Todos já ouviram a mesma cantilena: O Brasil é o “campeão mundial” de ações trabalhistas, com quase quatro milhões de reclamações ao ano, enquanto os EUA teriam apenas 75 mil. Todos que defendem a reforma trabalhista repetem este mantra, como se ele fosse um fato “público e notório”.
Por Cássio Casagrande*
Os deputados e senadores alardeiam este dado como se fosse a mais cristalina verdade. Até o Ministro do STF Luis Roberto Barroso entrou inadvertidamente neste baile. Mas esta afirmação não tem base factual alguma.
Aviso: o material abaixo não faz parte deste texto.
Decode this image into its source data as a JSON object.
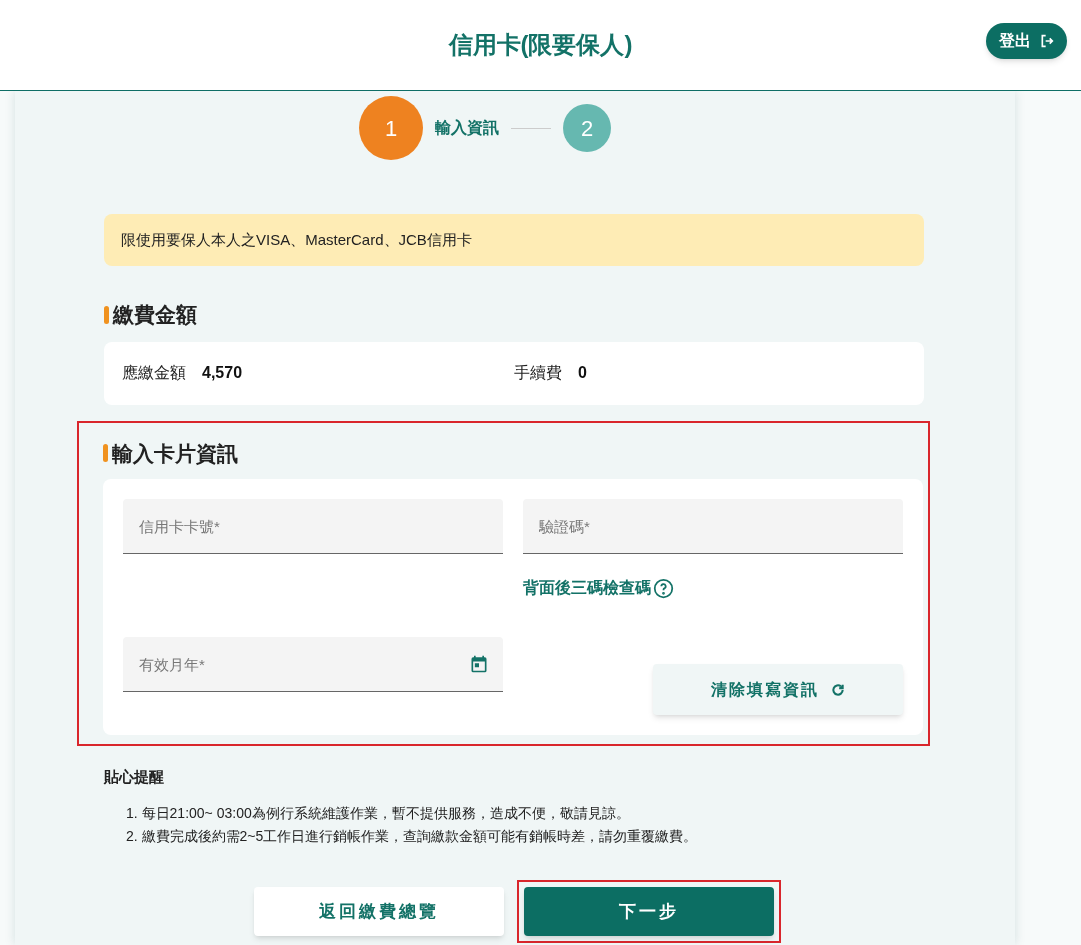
{
  "header": {
    "title": "信用卡(限要保人)",
    "logout_button": "登出"
  },
  "steps": [
    {
      "number": "1",
      "label": "輸入資訊",
      "selected": true
    },
    {
      "number": "2",
      "selected": false
    }
  ],
  "notice": "限使用要保人本人之VISA、MasterCard、JCB信用卡",
  "amount_section": {
    "title": "繳費金額",
    "items": [
      {
        "label": "應繳金額",
        "value": "4,570"
      },
      {
        "label": "手續費",
        "value": "0"
      }
    ]
  },
  "card_section": {
    "title": "輸入卡片資訊",
    "highlighted": true,
    "card_number": {
      "placeholder": "信用卡卡號*"
    },
    "cvv": {
      "placeholder": "驗證碼*"
    },
    "cvv_help_link": "背面後三碼檢查碼",
    "expiry": {
      "placeholder": "有效月年*"
    },
    "clear_button": "清除填寫資訊"
  },
  "tips": {
    "title": "貼心提醒",
    "items": [
      "1. 每日21:00~ 03:00為例行系統維護作業，暫不提供服務，造成不便，敬請見諒。",
      "2. 繳費完成後約需2~5工作日進行銷帳作業，查詢繳款金額可能有銷帳時差，請勿重覆繳費。"
    ]
  },
  "buttons": [
    {
      "label": "返回繳費總覽",
      "kind": "secondary",
      "highlighted": false
    },
    {
      "label": "下一步",
      "kind": "primary",
      "highlighted": true
    }
  ]
}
Ela é resultado de uma manipulação grosseira e bizarra de dados, como demonstrarei neste artigo.
Sempre fiquei intrigado com esse número atribuído aos EUA. Não precisa muita sagacidade para perceber que não faz nenhum sentido a suposta existência de meros 75 mil processos trabalhistas anuais em um país industrial de 325 milhões de habitantes, onde prevalece uma forte cultura de litigância judicial, um contingente enorme de advogados demandistas ávidos por honorários e uma legislação laboral federal e estadual complexa… Quem conhece minimamente os EUA sabe que naquele país há firmas de advocacia enormes especializadas em employment law (direito do trabalho). Outros grandes escritórios de litigância civil têm departamentos jurídicos próprios para atuar em controvérsias laborais. Mas se só há 75 mil ações trabalhistas por ano nos EUA, do que estes advogados sobrevivem? Como mantêm seus luxuosos escritórios? Como será possível que estes advogados tenham ficado milionários advogando em causas trabalhistas se os trabalhadores não processam os patrões?
Vamos aos fatos, mas antes de mais nada precisamos descobrir o seguinte: de onde afinal saiu este número irreal de 75 mil ações trabalhista nos EUA? Se o leitor digitar em um buscador da internet “75 mil ações trabalhistas”, encontrará uma profusão de sites noticiosos brasileiros repetindo a mesma ladainha sobre a litigiosidade laboral nos EUA. Mas, coisa curiosa, nenhum, absolutamente nenhum, cita a fonte.
Com a ajuda do Google, constatei que a menção mais antiga existente sobre as tais 75 mil ações anuais trabalhistas americanas é a de um artigo de José Pastore, publicado no longínquo ano de 1999 (há quase vinte anos) na imprensa. Para quem não o conhece, José Pastore é um professor da USP, sociólogo especialista em relações do trabalho e consultor da Confederação Nacional da Indústria. É um defensor vigoroso da desregulação do mercado de trabalho e dos interesses do patronato em matéria trabalhista. Pois bem, o professor Pastore, neste artigo de 1999, lançou este dado no ar, mas um detalhe chama a atenção: naquele trabalho não há indicação de qualquer fonte. E a partir daí todos na grande imprensa passaram a repetir a suposta estatística, sem perguntar-lhe a origem nem averiguar sua veracidade.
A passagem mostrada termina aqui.